When averaging responses wouldn't it be more usual to convert the polar magnitude and phase back to complex cartesian coordinates, average real and imag and then convert back to the polar magnitude and phase?
 
Most coaxial driver combinations complete with cross-over are not minimum-phase. Computers are great for measuring phase, because measuring phase by old-fashioned analogue means is difficult, yet computers are not to be trusted.

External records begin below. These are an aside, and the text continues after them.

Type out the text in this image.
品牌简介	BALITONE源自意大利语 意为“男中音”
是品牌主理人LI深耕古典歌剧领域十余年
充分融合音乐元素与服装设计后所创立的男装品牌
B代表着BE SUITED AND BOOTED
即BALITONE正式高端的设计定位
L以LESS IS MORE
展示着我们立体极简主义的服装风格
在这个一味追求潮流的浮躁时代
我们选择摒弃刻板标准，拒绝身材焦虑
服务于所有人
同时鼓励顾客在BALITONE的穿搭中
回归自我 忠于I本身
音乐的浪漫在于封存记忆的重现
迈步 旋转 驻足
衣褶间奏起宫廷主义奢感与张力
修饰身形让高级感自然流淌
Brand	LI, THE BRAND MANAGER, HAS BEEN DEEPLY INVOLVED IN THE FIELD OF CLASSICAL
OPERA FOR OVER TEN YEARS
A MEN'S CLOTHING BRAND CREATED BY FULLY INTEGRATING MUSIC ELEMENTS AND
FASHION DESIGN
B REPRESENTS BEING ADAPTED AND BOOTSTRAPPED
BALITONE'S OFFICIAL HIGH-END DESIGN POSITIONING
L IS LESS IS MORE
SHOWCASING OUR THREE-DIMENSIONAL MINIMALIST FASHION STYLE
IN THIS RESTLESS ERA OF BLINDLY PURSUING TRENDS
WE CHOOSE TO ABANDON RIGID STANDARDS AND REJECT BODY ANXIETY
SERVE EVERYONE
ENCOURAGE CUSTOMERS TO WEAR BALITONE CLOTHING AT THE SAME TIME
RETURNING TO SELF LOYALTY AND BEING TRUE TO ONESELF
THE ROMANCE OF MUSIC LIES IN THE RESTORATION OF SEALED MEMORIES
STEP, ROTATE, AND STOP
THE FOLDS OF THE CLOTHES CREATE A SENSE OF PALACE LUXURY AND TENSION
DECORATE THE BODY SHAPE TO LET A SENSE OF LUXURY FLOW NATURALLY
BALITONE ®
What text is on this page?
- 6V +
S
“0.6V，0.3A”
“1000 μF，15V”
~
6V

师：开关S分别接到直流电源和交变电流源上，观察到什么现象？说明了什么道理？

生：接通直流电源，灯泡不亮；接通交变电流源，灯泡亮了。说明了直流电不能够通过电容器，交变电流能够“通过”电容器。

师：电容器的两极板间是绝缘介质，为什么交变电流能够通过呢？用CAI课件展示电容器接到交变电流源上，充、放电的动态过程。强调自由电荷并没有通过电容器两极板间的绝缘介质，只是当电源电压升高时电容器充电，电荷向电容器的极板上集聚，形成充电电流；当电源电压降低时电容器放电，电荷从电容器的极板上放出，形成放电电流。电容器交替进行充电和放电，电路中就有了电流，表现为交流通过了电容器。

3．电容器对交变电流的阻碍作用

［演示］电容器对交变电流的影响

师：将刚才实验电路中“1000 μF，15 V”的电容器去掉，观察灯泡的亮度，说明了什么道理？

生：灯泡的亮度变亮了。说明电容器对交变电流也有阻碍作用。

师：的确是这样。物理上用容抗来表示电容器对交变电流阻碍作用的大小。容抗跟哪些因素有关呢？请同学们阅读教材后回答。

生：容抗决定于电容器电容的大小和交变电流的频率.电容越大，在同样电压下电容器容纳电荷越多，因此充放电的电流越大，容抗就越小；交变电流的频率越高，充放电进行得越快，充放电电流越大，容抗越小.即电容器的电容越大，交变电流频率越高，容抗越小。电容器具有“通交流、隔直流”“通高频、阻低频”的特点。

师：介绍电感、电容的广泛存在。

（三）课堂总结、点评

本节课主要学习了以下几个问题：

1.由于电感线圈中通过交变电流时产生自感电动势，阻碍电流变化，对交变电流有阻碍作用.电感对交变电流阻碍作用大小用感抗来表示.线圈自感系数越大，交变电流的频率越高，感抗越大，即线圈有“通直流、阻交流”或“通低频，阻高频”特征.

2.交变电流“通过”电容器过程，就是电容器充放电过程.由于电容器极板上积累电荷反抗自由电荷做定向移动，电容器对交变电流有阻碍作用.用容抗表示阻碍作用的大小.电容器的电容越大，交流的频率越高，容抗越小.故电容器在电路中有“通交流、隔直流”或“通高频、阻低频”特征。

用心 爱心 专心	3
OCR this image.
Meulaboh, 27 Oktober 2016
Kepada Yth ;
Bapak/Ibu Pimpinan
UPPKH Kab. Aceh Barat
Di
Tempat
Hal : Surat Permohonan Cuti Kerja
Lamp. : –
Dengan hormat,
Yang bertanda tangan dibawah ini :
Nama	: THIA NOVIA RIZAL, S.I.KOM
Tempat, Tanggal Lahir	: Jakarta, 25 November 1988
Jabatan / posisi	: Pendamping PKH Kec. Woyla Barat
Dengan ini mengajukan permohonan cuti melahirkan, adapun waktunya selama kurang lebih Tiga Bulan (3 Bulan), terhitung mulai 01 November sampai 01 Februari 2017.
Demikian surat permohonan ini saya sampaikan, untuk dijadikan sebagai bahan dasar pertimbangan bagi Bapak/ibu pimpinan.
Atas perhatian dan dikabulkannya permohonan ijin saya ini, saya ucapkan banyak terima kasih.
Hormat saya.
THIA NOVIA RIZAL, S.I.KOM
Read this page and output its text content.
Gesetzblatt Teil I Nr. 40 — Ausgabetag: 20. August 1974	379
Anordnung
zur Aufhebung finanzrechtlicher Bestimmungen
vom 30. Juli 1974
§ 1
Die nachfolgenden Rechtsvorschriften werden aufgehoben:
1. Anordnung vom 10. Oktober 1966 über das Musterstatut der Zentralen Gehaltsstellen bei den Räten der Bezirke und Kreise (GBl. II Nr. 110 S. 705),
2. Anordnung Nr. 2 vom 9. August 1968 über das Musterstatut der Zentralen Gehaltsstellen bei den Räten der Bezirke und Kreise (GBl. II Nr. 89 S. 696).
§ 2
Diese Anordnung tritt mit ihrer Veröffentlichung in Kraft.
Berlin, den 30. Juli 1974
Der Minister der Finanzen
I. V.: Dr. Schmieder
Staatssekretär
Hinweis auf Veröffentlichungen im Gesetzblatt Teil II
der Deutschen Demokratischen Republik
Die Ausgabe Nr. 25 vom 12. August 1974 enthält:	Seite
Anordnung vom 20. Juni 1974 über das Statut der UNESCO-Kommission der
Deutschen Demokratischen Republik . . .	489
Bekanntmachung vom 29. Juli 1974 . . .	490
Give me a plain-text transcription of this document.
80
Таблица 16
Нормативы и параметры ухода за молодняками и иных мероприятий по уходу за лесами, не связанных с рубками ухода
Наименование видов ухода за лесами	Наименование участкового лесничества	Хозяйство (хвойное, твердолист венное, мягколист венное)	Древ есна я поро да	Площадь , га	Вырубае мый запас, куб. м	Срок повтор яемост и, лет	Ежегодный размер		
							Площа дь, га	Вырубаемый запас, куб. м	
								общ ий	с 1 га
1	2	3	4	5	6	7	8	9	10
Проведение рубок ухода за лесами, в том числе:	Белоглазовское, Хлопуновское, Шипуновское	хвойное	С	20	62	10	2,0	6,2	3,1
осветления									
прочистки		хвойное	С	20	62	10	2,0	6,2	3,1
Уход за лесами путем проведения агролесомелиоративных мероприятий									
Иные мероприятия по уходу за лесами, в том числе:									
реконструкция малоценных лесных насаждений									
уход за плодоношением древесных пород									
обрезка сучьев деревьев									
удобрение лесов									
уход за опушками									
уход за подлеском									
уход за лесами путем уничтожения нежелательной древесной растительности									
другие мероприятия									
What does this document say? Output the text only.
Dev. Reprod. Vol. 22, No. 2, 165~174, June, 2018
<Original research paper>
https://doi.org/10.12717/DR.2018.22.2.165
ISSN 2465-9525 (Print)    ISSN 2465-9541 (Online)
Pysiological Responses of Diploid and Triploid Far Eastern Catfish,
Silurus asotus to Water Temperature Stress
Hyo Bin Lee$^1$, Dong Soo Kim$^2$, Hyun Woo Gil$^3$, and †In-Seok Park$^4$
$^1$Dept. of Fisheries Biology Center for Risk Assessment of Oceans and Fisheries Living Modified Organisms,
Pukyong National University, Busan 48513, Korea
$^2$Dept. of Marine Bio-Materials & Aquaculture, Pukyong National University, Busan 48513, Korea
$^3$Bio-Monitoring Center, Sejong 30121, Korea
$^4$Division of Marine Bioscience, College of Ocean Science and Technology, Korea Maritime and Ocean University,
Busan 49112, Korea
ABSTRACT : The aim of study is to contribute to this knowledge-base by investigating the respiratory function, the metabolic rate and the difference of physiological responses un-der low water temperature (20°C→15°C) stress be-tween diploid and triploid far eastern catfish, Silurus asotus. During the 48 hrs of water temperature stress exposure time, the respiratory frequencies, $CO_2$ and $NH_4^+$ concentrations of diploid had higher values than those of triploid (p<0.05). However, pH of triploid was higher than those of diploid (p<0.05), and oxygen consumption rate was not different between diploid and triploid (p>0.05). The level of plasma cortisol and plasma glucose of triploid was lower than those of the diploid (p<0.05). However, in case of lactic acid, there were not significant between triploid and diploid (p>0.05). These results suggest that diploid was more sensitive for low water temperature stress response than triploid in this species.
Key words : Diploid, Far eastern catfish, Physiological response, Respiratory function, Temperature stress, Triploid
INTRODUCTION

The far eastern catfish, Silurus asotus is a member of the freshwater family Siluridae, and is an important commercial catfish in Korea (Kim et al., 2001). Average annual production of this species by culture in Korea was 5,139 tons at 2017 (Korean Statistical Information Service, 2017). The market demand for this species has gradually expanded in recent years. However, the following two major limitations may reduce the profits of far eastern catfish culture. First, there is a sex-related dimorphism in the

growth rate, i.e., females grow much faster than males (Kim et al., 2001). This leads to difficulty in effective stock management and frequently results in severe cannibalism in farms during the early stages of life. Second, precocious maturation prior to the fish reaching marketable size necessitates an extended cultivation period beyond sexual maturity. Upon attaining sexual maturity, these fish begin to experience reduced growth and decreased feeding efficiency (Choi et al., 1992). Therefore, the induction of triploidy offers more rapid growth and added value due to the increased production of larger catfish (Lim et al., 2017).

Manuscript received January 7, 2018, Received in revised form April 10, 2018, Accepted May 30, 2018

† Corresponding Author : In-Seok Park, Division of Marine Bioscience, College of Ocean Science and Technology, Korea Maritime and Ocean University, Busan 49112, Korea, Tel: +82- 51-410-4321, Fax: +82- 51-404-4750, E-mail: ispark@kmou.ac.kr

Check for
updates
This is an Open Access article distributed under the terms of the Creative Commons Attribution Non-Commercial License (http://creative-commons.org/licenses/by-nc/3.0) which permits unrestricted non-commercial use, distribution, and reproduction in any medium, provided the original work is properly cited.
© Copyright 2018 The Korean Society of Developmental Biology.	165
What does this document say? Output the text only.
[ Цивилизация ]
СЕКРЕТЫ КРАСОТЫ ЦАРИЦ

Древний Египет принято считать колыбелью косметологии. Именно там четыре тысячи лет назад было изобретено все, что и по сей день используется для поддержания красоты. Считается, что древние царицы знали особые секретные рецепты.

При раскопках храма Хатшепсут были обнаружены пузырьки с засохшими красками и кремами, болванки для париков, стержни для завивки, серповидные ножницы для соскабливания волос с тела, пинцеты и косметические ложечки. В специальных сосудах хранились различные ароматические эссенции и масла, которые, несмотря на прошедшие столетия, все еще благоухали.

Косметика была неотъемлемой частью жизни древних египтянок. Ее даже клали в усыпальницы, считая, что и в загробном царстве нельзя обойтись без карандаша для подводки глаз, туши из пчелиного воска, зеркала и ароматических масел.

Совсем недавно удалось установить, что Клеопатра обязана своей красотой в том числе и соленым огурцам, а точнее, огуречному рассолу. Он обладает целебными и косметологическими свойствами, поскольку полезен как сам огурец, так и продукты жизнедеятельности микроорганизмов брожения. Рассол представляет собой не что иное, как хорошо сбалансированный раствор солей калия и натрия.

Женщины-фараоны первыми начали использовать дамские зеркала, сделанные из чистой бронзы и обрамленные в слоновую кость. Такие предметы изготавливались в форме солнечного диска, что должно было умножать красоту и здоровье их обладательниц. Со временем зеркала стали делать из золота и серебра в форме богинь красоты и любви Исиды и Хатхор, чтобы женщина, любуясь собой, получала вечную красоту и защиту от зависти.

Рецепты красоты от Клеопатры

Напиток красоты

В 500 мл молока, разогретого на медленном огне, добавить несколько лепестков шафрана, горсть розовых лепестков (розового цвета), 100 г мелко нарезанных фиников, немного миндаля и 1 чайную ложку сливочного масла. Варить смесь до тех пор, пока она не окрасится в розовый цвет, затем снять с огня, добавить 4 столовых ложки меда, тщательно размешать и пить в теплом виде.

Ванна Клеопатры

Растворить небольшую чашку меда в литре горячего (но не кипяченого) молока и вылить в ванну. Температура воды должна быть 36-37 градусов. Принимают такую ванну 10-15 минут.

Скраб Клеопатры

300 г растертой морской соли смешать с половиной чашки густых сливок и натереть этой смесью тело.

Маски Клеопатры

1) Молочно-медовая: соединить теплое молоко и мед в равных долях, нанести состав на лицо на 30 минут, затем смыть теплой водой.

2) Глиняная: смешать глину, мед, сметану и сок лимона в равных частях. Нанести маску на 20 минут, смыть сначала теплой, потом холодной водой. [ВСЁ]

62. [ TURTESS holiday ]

Well, the KEF Q1 seems to be minimum phase :confused:. The match between the measured and the calculated phase is remarkable. KEF seem to target this on purpose, at least in the past:

http://www.kef.com/uploads/files/en/kef_topics/KEFTOPICS_vol2no1_a target function approach.pdf

http://www.kef.com/uploads/files/en/museum_pdf/70s/Reference_Series_Model_105_r.pdf

http://www.kef.com/uploads/files/en/kef_topics/KEFTOPICS_vol4no2_crossover filters.pdf

I believe drivers themselves are barely pure minimum phase, as long as they can barely be assimilated with a single vibrating source. I would think that waves travelling on the surface of the driver cone might become a sound source, which in turn may push the driver towards a non-minimum phase behavior.

There must be a point at which this madness should stop, otherwise we won't have any simple tools to design speakers.